Cinq ans après un Master à l’ETH dans les sciences exactes et naturelles, le revenu annuel brut médian se situe à un niveau impressionnant de 90’000 francs. Pour les sciences interdisciplinaires, de plus en plus demandées dans la recherche pharmaceutique moderne, cette valeur monte même à 100’100 francs. Les données montrent aussi clairement : pour celui qui aspire à un poste de direction, un doctorat est un investissement stratégique. Cinq ans après un doctorat à l’ETH, plus de la moitié des diplômés occupaient déjà un poste de cadre, ce qui se traduit par un potentiel de revenu encore nettement plus élevé.

Ces clusters sont plus qu’un simple regroupement d’entreprises. Ce sont des écosystèmes dynamiques composés de grands groupes (comme Roche et Novartis), de PME innovantes, de start-ups et de fournisseurs. Pour les diplômés, cela signifie une grande sécurité d’emploi et la possibilité de piloter leur carrière de manière ciblée en passant d’une taille d’entreprise ou d’une culture à l’autre. La proximité avec la recherche de pointe des universités assure en outre un flux constant d’innovations, ce qui maintient le marché du travail dynamique et pérenne.
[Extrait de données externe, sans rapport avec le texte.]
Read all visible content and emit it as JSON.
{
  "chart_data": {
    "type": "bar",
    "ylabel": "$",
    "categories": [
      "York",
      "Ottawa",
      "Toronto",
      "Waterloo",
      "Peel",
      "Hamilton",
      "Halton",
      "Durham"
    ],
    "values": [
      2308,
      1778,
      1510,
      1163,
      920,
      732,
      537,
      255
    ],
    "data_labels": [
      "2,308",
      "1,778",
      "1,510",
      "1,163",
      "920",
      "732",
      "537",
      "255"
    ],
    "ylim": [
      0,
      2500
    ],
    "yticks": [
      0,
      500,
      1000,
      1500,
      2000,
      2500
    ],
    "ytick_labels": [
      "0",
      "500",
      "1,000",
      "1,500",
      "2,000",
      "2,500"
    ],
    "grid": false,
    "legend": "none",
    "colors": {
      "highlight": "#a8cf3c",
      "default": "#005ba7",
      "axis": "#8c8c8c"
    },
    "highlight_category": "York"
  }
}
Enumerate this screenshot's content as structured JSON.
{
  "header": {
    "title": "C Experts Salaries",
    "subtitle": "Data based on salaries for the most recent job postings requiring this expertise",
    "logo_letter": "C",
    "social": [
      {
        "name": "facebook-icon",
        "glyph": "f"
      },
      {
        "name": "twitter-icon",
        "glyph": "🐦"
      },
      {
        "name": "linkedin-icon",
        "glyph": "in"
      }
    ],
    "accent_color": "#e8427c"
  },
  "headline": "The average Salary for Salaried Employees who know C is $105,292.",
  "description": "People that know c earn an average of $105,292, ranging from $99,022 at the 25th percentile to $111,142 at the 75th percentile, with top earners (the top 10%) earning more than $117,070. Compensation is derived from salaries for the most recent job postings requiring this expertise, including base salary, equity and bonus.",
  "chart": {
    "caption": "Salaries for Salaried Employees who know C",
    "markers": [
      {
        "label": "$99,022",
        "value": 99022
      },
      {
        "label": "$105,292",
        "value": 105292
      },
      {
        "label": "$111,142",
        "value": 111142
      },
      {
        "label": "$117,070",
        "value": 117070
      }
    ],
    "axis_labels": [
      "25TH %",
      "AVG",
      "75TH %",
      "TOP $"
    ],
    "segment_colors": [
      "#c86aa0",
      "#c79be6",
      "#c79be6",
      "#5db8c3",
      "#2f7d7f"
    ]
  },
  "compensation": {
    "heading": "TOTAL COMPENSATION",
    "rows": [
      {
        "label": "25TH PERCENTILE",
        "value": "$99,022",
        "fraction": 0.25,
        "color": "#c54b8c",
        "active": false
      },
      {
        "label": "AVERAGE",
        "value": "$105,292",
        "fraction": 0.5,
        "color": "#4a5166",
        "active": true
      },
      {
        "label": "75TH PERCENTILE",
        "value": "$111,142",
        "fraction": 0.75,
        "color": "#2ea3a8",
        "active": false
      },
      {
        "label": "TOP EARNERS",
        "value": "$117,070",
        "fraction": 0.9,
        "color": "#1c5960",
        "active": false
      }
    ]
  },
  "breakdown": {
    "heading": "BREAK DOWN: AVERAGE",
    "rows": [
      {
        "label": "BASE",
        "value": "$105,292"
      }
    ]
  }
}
Le voyage à travers l’écosystème de l’ETH et de l’EPFL est exigeant, mais les récompenses sont immenses. La prochaine étape logique consiste à appliquer cette pensée stratégique à votre propre situation et à façonner votre carrière de manière proactive.

Foire aux questions sur les études et la carrière à l’ETH

Combien de bourses ERC l’ETH a-t-elle reçues pour la recherche fondamentale indépendante ?

L’ETH a obtenu 84 bourses ERC pour la recherche fondamentale au plus haut niveau et a également pu s’assurer 586 millions de francs du 7e programme-cadre de recherche de l’UE, ce qui souligne sa force dans la recherche indépendante.

Quels programmes soutiennent les fondateurs à l’ETH ?

Un écosystème solide composé du Pioneer Fellowship, du Student Project House et de l’ETH Entrepreneur Club offre un soutien complet aux étudiants et chercheurs souhaitant fonder une start-up.

Quel est le succès à long terme des spin-offs de l’ETH ?

La pérennité est exceptionnellement élevée : parmi les plus de 600 spin-offs fondées depuis 1973, 93 % sont encore actives aujourd’hui, ce qui témoigne de la qualité des modèles d’affaires et de la force de l’écosystème.